Wie üblich läuten die Großbanken den Zahlenreigen ein. Den Auftakt machen Goldman Sachs und JPMorgan am Dienstag. Die Rivalen Bank of America, Citigroup und Morgan Stanley öffnen ihre Bücher in den darauffolgenden Tagen. Dank der Erholung der Wirtschaft von den Folgen der Coronavirus-Pandemie werde allgemein mit Gewinnsprüngen gerechnet, sagt Neil Wilson, Chef-Analyst des Online-Brokers Markets.com. "Dies könnte aber zu einer Runde Gewinnmitnahmen führen. Die Erwartungen sind so hoch."

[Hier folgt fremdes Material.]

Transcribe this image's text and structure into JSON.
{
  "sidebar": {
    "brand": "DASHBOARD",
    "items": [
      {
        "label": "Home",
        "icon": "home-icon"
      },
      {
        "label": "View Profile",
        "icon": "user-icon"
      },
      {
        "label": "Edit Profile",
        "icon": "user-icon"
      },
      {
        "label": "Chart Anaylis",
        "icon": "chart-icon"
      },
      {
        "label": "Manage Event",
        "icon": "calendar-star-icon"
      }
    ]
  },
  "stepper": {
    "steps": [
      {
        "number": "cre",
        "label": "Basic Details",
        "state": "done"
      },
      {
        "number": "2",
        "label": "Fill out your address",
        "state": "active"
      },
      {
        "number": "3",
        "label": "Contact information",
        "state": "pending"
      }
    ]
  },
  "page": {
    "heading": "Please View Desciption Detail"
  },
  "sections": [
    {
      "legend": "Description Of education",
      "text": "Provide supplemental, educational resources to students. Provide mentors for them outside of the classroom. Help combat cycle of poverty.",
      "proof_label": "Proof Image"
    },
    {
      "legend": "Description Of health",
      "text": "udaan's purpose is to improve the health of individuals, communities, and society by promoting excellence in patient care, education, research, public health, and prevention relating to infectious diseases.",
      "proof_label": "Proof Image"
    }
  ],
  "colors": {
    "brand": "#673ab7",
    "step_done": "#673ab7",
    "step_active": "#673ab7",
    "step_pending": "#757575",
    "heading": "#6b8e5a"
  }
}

CORONA-SORGEN BLEIBEN ANLEGERN ERHALTEN


Da die Coronavirus-Pandemie trotz Massen-Impfungen noch nicht überwunden sei, müsse in den kommenden Monaten zudem mit Rückschlägen an der Börse gerechnet werden, warnt Carsten Mumm, Chef-Analyst der Privatbank Donner & Reuschel. "In vielen Schwellenländern ist die Lage weiterhin unübersichtlich. Dort steigt die Wahrscheinlichkeit für weitere Virusvarianten, die dann auch hierzulande für erneute (Teil-) Shutdowns sorgen könnten."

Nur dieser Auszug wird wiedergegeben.